224P - The retrospective analysis of gemcitabine + nab-paclitaxel in advanced pancreatic cancer

Date 19 December 2015
Event ESMO Asia 2015 Congress
Session Poster presentation 1
Topics Anticancer Agents
Pancreatic Cancer
Biological Therapy
Presenter Makoto Ueno
Citation Annals of Oncology (2015) 26 (suppl_9): 42-70. 10.1093/annonc/mdv523
Authors M. Ueno1, S. Kobayashi2, S. Ohkawa2, S. Tezuka2, S. Moriya2, M. Morimoto2
  • 1Division Of Hepatobiliary And Pancreatic Medical Oncology, Kanagawa Cancer Center, 241-8515 - Yokohama/JP
  • 2Division Of Hepatobiliary And Pancreatic Medical Oncology, Kanagawa Cancer Center, Yokohama/JP



Gemcitabine + nab-paclitaxel is one of the standard chemotherapies to treat advanced pancreatic cancer (APC). MPACT trial included a small number of Asian patients. In Japan, gemcitabine + nab-paclitaxel was approved for clinical use in December 2014. We performed gemcitabine + nab-paclitaxel in various lines in practice. Here, we examined the results of this treatment retrospectively in APC patients.
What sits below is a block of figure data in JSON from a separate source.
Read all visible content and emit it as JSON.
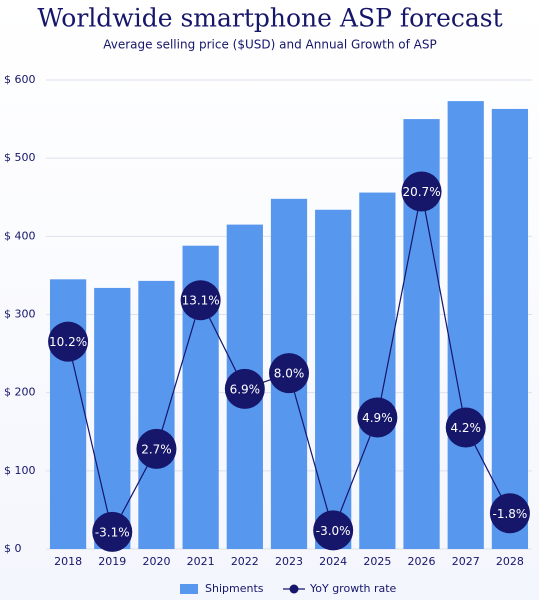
{
  "chart_data": {
    "type": "bar-line",
    "title": "Worldwide smartphone ASP forecast",
    "subtitle": "Average selling price ($USD) and Annual Growth of ASP",
    "categories": [
      "2018",
      "2019",
      "2020",
      "2021",
      "2022",
      "2023",
      "2024",
      "2025",
      "2026",
      "2027",
      "2028"
    ],
    "series": [
      {
        "name": "Shipments",
        "type": "bar",
        "color": "#5797ee",
        "values": [
          345,
          334,
          343,
          388,
          415,
          448,
          434,
          456,
          550,
          573,
          563
        ]
      },
      {
        "name": "YoY growth rate",
        "type": "line",
        "axis": "y2",
        "color": "#16166b",
        "values": [
          10.2,
          -3.1,
          2.7,
          13.1,
          6.9,
          8.0,
          -3.0,
          4.9,
          20.7,
          4.2,
          -1.8
        ],
        "value_labels": [
          "10.2%",
          "-3.1%",
          "2.7%",
          "13.1%",
          "6.9%",
          "8.0%",
          "-3.0%",
          "4.9%",
          "20.7%",
          "4.2%",
          "-1.8%"
        ]
      }
    ],
    "ylim": [
      0,
      600
    ],
    "yticks": [
      {
        "value": 0,
        "label": "$ 0"
      },
      {
        "value": 100,
        "label": "$ 100"
      },
      {
        "value": 200,
        "label": "$ 200"
      },
      {
        "value": 300,
        "label": "$ 300"
      },
      {
        "value": 400,
        "label": "$ 400"
      },
      {
        "value": 500,
        "label": "$ 500"
      },
      {
        "value": 600,
        "label": "$ 600"
      }
    ],
    "y2lim": [
      -4.3,
      28.5
    ],
    "grid": true,
    "legend": "bottom"
  }
}
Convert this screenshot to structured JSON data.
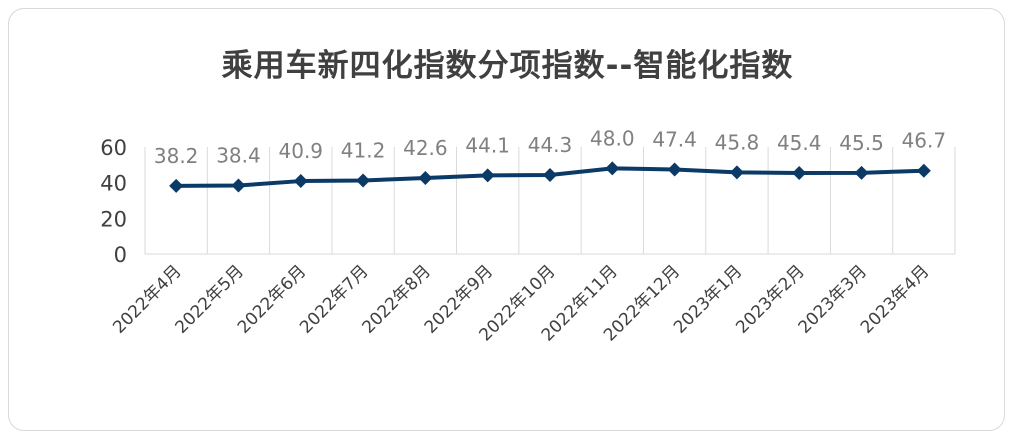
{
  "chart_data": {
    "type": "line",
    "title": "乘用车新四化指数分项指数--智能化指数",
    "categories": [
      "2022年4月",
      "2022年5月",
      "2022年6月",
      "2022年7月",
      "2022年8月",
      "2022年9月",
      "2022年10月",
      "2022年11月",
      "2022年12月",
      "2023年1月",
      "2023年2月",
      "2023年3月",
      "2023年4月"
    ],
    "series": [
      {
        "values": [
          38.2,
          38.4,
          40.9,
          41.2,
          42.6,
          44.1,
          44.3,
          48.0,
          47.4,
          45.8,
          45.4,
          45.5,
          46.7
        ]
      }
    ],
    "data_labels": [
      "38.2",
      "38.4",
      "40.9",
      "41.2",
      "42.6",
      "44.1",
      "44.3",
      "48.0",
      "47.4",
      "45.8",
      "45.4",
      "45.5",
      "46.7"
    ],
    "yticks": [
      "0",
      "20",
      "40",
      "60"
    ],
    "ylim": [
      0,
      60
    ],
    "xlabel": "",
    "ylabel": "",
    "grid": "vertical",
    "legend": "none",
    "colors": {
      "line": "#0b3a66",
      "marker": "#0b3a66",
      "grid": "#d9d9d9",
      "text": "#404040",
      "label": "#808080"
    }
  }
}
The subjects were 92 APC patients. They were treated with gemcitabine + nab-paclitaxel starting from Dec. 2014 to July 2015. Both gemcitabine (1000 mg/m2) and nab-paclitaxel (125 mg/m2) were administered on days 1, 8, and 15 for every 4 weeks. UICC stage, sex, age, performance status, febrile neutropenia, and antitumor effect based on RECIST criteria (v1.1) were examined.


UICC stages were as follows; stage III: 17, stage IV: 60, and recurrence: 15. There were 54 males and 38 females, and their ages ranged from 44 to 83 years old (median: 67). The performance status was as follows; 0: 41, 1: 48, 2: 3. The treatment line was as follows; 1st: 57, 2nd: 15, 3rd: 15, 4th: 5. The febrile neutropenia was seen in only 2 patients (2%). The disease control rate (DCR) (PR + SD) was follows; 1st: 81%, remaining line: 80%. The DCR was 63% in gemcitabine refractory patients.


Gemcitabine + nab-paclitaxel was effective as a 1st line chemotherapy as well as other lines to treat APC in practice.

Clinical trial identification


M. Ueno: honoraria Abbott, Eli Lilly, Taiho Yakult and AstraZeneca Research Funding Taiho, Daiichi-Sankyo, Zeria, Merck Serono. S. Kobayashi: honoraria Taiho Yakult and AstraZeneca. M. Morimoto: honoraria: Bayer, Dainippon-Sumitomo, Eisai, Nippon-Kayaku Resarch Funding: Bayer, Yakult, Shionogi, Eli Lilly, Kowa, Kyowa-Hakko-Kirin. All other authors have declared no conflicts of interest.